Gastgeberin oder Gastgeber sein ist eine Rolle, in die man schlüpft. Wenn man diese Rolle nicht genießen kann und sie nur belastend ist, dann sollte man es nicht machen. Klar, gibt es Situationen, gerade jetzt zur Weihnachtszeit, da muss man die Rolle einfach übernehmen, dann muss man tatsächlich einfach in den sauren Apfel beißen. Aber: man ist auch nicht für alles verantwortlich. Ein wohlgemeinter Rat für zuhause ist jedoch auch: Leute hinauswerfen – und zwar nicht, weil sie sich daneben benehmen, sondern wenn es einfach Zeit für das Ende des Abends ist. Das ist nicht nur vollkommen in Ordnung, sondern auch wichtig.«

 

Jérôme Pourchère – Esplanade

Jérôme Pourchère ist weit mehr als nur ein Gastgeber – für ihn ist es eine Berufung, die er mit sichtbarer, doch niemals aufdringlicher Leidenschaft verfolgt. Seit 2019 leitet er den Service im Gourmetrestaurant »Esplanade« in der saarländischen Hauptstadt. Pourchère zeichnet sich besonders durch seine unvergleichliche Fähigkeit aus, ohne pompöse Inszenierung den perfekten Wein zu empfehlen und seine Mitarbeiter durch den Service zu lenken – lautlos und reibungslos. Kein Wunder, dass er dafür von Falstaff zum Gastgeber des Jahres 2024 gekürt wurde.

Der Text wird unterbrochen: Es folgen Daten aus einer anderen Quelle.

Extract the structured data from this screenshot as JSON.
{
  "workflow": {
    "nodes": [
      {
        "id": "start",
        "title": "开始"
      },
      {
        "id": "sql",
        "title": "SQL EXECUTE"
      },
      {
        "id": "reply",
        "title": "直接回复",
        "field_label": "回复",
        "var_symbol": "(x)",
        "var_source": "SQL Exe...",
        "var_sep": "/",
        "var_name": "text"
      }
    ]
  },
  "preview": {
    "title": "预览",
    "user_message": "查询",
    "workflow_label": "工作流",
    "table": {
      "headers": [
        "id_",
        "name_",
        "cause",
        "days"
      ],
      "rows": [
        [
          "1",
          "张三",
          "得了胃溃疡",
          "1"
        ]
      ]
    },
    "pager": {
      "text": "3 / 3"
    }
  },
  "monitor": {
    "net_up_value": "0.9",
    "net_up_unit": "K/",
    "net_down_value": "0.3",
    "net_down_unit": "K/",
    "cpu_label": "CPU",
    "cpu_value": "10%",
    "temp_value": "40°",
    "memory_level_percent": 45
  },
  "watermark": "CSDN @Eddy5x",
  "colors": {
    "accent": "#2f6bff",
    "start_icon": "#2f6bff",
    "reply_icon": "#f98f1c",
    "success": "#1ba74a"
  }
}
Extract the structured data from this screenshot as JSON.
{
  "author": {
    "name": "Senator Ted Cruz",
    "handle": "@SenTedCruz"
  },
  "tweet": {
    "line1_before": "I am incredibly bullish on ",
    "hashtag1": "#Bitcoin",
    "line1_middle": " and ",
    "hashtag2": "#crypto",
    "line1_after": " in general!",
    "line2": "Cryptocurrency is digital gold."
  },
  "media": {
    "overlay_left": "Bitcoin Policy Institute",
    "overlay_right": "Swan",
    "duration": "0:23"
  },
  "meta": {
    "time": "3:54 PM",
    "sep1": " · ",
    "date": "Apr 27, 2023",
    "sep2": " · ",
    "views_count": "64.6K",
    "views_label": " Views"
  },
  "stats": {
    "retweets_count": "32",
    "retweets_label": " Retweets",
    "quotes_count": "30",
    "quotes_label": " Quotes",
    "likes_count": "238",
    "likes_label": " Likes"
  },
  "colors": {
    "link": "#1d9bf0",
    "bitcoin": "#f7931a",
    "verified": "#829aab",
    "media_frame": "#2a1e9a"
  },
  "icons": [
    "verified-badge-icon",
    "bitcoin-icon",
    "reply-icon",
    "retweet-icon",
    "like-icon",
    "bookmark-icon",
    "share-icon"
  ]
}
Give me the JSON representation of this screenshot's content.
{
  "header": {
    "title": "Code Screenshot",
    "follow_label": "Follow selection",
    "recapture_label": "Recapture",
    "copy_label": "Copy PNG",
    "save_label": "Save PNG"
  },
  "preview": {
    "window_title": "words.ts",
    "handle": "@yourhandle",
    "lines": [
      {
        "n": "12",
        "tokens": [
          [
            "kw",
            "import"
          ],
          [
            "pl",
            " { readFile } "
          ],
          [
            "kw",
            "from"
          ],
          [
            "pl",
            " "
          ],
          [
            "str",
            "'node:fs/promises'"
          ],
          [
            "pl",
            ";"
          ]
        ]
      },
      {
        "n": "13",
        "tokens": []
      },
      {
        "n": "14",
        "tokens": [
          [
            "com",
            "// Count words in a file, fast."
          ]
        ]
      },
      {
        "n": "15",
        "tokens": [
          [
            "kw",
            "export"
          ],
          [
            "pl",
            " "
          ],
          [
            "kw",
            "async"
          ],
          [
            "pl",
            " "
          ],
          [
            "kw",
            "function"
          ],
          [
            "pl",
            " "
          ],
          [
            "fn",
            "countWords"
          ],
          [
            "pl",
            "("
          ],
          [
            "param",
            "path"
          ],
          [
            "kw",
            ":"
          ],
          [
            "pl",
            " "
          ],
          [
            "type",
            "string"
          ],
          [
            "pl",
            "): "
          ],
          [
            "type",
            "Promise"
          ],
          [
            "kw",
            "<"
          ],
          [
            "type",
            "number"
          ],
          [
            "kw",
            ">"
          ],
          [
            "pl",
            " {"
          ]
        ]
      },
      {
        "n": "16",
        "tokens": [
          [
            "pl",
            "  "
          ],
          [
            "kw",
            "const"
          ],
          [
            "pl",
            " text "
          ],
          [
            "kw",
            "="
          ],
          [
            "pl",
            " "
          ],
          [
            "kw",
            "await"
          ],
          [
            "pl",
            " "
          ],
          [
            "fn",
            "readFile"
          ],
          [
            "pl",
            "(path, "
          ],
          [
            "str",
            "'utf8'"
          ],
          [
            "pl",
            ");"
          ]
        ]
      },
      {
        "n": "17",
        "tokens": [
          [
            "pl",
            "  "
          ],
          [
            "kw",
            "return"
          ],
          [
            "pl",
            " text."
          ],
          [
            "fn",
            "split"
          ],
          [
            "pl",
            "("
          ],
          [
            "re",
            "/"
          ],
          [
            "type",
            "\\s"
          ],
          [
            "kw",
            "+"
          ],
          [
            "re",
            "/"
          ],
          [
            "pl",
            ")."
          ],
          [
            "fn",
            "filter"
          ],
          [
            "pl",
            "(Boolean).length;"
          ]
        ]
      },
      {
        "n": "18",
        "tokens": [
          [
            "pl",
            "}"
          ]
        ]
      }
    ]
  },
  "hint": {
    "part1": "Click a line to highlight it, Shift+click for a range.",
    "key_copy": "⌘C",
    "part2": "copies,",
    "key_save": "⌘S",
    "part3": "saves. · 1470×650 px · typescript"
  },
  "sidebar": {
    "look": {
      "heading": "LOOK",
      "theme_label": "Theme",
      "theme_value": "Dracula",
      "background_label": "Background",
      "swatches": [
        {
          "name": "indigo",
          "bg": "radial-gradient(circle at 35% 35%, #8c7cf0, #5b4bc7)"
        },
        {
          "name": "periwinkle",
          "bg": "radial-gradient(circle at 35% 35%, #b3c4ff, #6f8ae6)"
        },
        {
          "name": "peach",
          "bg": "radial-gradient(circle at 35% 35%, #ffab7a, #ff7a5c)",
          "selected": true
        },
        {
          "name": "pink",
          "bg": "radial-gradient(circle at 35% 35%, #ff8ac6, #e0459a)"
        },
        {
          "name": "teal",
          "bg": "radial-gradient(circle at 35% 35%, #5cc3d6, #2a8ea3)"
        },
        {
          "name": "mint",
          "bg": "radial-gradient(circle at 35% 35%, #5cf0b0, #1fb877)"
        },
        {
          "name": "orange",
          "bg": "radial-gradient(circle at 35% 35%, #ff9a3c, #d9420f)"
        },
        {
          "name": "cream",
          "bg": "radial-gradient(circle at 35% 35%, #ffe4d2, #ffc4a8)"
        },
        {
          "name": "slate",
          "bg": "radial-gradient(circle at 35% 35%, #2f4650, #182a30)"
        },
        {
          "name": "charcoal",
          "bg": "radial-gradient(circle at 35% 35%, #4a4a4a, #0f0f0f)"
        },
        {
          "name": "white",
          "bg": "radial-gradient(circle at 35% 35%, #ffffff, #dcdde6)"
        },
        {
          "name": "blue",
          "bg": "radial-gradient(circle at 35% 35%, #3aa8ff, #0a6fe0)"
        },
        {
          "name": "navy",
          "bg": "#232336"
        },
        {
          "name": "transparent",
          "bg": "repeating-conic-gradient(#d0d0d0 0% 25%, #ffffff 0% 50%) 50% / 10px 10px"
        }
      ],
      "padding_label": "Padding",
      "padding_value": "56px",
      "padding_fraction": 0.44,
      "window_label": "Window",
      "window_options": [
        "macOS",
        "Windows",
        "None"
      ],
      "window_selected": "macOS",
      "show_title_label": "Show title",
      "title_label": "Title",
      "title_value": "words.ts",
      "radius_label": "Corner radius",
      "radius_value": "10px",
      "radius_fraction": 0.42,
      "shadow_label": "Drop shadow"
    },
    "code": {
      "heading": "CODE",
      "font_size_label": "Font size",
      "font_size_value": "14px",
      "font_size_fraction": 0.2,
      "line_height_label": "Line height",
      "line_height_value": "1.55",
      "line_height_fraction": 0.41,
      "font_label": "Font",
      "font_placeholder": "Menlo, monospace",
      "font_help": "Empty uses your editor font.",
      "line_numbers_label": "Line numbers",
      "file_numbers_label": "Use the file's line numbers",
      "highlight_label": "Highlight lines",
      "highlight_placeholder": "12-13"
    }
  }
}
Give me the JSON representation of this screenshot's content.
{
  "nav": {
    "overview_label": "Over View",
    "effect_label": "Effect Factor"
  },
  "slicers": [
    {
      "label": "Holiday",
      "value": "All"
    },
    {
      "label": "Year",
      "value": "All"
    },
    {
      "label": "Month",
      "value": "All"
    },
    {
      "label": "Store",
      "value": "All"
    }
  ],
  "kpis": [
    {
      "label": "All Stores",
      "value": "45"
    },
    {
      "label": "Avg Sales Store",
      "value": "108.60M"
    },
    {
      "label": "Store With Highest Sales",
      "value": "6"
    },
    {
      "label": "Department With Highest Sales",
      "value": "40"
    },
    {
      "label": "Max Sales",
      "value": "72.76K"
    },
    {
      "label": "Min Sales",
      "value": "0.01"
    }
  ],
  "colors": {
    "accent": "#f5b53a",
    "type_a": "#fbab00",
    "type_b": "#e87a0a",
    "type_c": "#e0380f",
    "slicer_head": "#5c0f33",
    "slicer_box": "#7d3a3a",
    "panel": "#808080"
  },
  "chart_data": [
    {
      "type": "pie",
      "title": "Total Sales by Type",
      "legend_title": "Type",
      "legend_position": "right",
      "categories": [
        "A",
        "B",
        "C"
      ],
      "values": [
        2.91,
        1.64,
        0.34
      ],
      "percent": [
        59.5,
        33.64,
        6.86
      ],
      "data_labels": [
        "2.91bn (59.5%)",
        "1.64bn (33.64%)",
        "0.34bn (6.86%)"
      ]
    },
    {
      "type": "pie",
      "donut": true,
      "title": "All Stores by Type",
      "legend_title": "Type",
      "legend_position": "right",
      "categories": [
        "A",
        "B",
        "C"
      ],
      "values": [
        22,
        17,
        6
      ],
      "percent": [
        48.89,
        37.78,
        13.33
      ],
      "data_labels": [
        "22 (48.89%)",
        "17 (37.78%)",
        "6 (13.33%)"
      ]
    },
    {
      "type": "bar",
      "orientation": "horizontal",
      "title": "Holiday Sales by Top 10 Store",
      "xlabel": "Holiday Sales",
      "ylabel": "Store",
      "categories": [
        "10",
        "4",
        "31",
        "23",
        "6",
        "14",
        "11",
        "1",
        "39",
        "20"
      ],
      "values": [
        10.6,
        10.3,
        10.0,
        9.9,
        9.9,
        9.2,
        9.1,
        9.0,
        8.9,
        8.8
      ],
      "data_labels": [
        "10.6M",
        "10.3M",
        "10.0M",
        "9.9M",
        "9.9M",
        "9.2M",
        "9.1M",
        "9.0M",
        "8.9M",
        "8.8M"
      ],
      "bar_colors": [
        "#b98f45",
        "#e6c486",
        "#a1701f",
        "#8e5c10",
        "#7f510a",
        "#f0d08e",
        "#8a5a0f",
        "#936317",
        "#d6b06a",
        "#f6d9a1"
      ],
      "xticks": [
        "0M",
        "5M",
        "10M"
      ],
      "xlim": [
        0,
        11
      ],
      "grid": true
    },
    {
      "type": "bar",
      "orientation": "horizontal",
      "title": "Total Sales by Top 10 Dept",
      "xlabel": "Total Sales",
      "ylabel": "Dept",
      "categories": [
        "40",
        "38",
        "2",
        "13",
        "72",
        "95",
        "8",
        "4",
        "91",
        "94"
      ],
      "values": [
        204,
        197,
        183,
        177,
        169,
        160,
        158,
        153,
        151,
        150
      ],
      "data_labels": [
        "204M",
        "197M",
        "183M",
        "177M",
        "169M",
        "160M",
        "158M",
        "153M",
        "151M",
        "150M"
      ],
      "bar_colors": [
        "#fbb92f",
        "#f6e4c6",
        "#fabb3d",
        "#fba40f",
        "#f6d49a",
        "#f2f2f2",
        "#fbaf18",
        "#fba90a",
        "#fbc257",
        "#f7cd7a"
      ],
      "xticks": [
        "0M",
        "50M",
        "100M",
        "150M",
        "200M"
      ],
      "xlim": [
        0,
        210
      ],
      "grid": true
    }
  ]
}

»Ich bin vor meinen Gästen genauso wie im privaten Umfeld – ich spiele keine Rolle. Ein exzellenter Gastgeber muss authentisch bleiben und Leidenschaft mitbringen. Alle großen Maître haben sich ihren Beruf ausgesucht, weil er ihnen Freude bereitet – sie machen alles aus und mit Leidenschaft. Und genau das macht außergewöhnlichen Service aus. Diese positive Energie und Hingabe spüren die Gäste, sie fühlen sich bei mir wohl und glücklich. Gastgeber zu sein ist meine passion, ich mache das mit plaisir und amour – und das seit fast 30 Jahren.

 

Manchmal empfangen wir Gäste, die anfangs schlecht gelaunt sind, aber wenn sie gehen, sind sie zufrieden und glücklich. Ich kann nicht genau sagen, was ich dafür getan habe; ich bleibe einfach authentisch. Es liegt in meiner Natur. Möglicherweise trägt mein französischer Charme dazu bei, dass die Gäste gerne zu uns kommen, oder mein französischer Akzent. Die Menschen schätzen meine Art, wie ich mich bewege, mit ihnen umgehe und den Abend gestalte. Man muss aber auch ehrlich sein: Die Gäste kommen wegen des Essens zu uns. Wichtig ist für mich, dass am Ende nicht nur das Essen in Erinnerung bleibt, sondern auch der Service. Dann sagen die Leute nicht wir gehen ins Esplanade, sondern wir gehen zu Jérôme.  Solche Stammgäste sind der Schlüssel zum Erfolg. Ich kenne ihre Wünsche, weiß welchen Wein sie gerne trinken und kann die Flaschen schon vorbereiten. Das sind Kleinigkeiten, auf die es ankommt.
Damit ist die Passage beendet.